WinTuition is an American game show created as an original series for Game Show Network, on which it originally ran from December 9, 2002 to April 1, 2003. The game had a school-oriented theme in which three contestants competed to answer questions on general school-based subjects in an attempt to win a $50,000 college fund, hence the name of the show. The show was hosted by Marc Summers and announced by Burton Richardson. Henry Winkler served as the show's executive producer.

==History==
WinTuition went into production and first aired on GSN in late 2002. The show was produced by Henry Winkler and hosted by Marc Summers. Lisa Kennedy Montgomery (then known by her stage name of Kennedy), who at the time was the host of Friend or Foe?, hosted one episode in 2003 as part of an April Fool's Day prank in which the hosts of Game Show Network's original series traded places. Incidentally, the show's April Fool's Day episode was the final episode of the series.

Burton Richardson announced the show, and a male model identified as "Gorgeous George" Davidson occasionally brought out props related to the questions.

==Gameplay==
The main game was divided into twelve levels, or "grades," with each level containing question material appropriate to that particular grade. The subject of each grade was announced before the question was asked. All three players started the game with 500 points.

===Round 1: Elementary School (1st-5th Grade)===
One buzz-in question per grade level was asked for the first four grades, while in fifth grade every player was asked his/her own question as part of a spelling bee or matching/guessing game. Correct answers were worth 100 points each; missed questions cost the player 100. In first through fourth grades, a miss allowed the opponents a chance to buzz in and steal the points.

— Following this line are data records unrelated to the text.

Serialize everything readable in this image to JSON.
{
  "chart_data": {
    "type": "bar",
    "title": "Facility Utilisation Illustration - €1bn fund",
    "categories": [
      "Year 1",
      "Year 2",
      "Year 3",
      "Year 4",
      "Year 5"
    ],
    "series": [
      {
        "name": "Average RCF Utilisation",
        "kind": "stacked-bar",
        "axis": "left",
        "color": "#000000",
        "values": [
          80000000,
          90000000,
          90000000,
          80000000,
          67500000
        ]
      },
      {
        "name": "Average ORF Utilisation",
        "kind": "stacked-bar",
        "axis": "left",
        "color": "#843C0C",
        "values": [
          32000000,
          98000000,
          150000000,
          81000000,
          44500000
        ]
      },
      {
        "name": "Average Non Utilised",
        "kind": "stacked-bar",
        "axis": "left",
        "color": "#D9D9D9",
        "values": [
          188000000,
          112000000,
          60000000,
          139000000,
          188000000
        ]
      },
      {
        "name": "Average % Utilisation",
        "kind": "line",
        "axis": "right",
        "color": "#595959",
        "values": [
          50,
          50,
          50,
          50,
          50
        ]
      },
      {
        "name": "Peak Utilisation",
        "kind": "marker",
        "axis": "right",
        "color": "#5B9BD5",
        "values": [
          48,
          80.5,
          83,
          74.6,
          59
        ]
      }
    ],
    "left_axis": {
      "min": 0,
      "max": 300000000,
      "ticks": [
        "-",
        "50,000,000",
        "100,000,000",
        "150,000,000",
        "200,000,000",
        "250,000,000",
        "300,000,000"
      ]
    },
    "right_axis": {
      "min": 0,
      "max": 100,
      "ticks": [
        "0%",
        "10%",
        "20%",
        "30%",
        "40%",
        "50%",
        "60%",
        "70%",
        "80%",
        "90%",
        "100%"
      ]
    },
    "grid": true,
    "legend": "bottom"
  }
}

On some episodes, an elementary school age student provided a home viewer question before the commercial break at the end of this round, then gave the answer after the break ended.

===Round 2: Middle School (6th--8th Grade)===
Questions in this round had several correct answers (four each in sixth and seventh grades, seven in eighth grade), each of which was worth 250 points. Each player got to give one answer in turn, starting with whoever buzzed in first; once a player responded incorrectly, he/she lost no points but was frozen out of the rest of the question. If two players became frozen out, the third one could attempt any or all remaining parts. A question ended once all correct answers had been given or all three players missed, whichever came first. The player with the lowest score by the end of 8th Grade was "expelled" / eliminated from the game and received consolation prizes. In case of a tie for second place, a sudden-death toss-up question will be asked and will decide who will move on to High School.

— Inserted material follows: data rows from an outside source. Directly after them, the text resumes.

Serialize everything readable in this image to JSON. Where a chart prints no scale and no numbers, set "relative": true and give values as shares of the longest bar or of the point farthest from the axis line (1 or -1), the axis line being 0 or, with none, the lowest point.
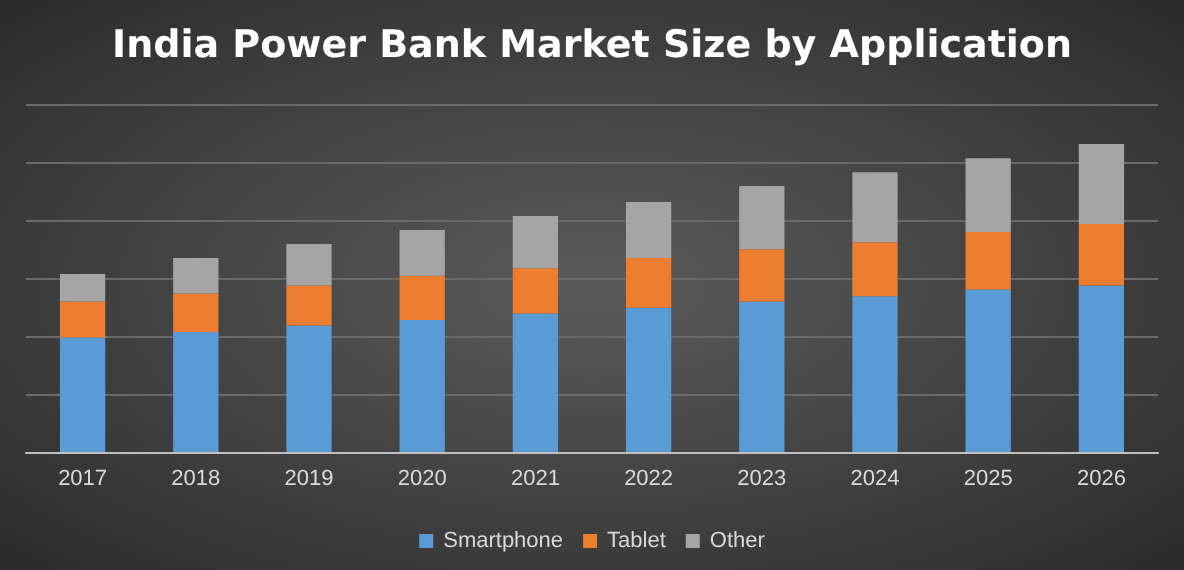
{
  "chart_data": {
    "type": "bar",
    "title": "India Power Bank Market Size by Application",
    "stacked": true,
    "relative": true,
    "grid": "y",
    "legend": "bottom",
    "categories": [
      "2017",
      "2018",
      "2019",
      "2020",
      "2021",
      "2022",
      "2023",
      "2024",
      "2025",
      "2026"
    ],
    "series": [
      {
        "name": "Smartphone",
        "color": "#5b9bd5",
        "values": [
          0.372,
          0.39,
          0.411,
          0.429,
          0.45,
          0.468,
          0.489,
          0.506,
          0.528,
          0.541
        ]
      },
      {
        "name": "Tablet",
        "color": "#ed7d31",
        "values": [
          0.117,
          0.125,
          0.13,
          0.143,
          0.147,
          0.162,
          0.169,
          0.175,
          0.186,
          0.199
        ]
      },
      {
        "name": "Other",
        "color": "#a5a5a5",
        "values": [
          0.089,
          0.115,
          0.134,
          0.149,
          0.169,
          0.182,
          0.206,
          0.227,
          0.24,
          0.26
        ]
      }
    ]
  }
}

The first player to give a correct answer in this round won a $200 bonus prize, either as a gift certificate for Domino's Pizza or as quarters ostensibly for "washing machines".

===Round 3: High School (9th-12th Grade)===
Starting with the leader, the two remaining players took turns answering questions ranging from 9th to 12th grade, with each grade consisting of a single question from a given subject. Correct answers awarded 500 points, while incorrect ones deducted 500. Each player could "cut class" once during this round after hearing the subject for a question on which he/she had control. Doing so forced the opponent to answer the question instead.

After the 12th grade question, the "Senior Year Showdown" was played, consisting of questions in a single subject chosen by the leader from two options. Players continued to answer alternating questions worth 500 points each, starting with the leader. As soon as a player missed a question, he/she lost no points but was frozen out of the round; if the leader missed first, the trailing player could continue answering questions in an attempt to tie or take the lead. The high scorer at the end of this round won a prize package and moved on to the bonus round, while the other received consolation prizes.

===Bonus Round: The $50,000 Final Exam===
Seated at the "Desk of Destiny" (a small wooden school desk), the winner had 60 seconds to answer 10 questions in various subjects. He/she could not return to passed or missed questions. Each correct answer awarded the winner $250, with a $50,000 college fund awarded for 10 correct answers.

==Airing history==
WinTuition aired daily at 8:30 p.m. eastern time on GSN. The show lasted for one season of 33 episodes.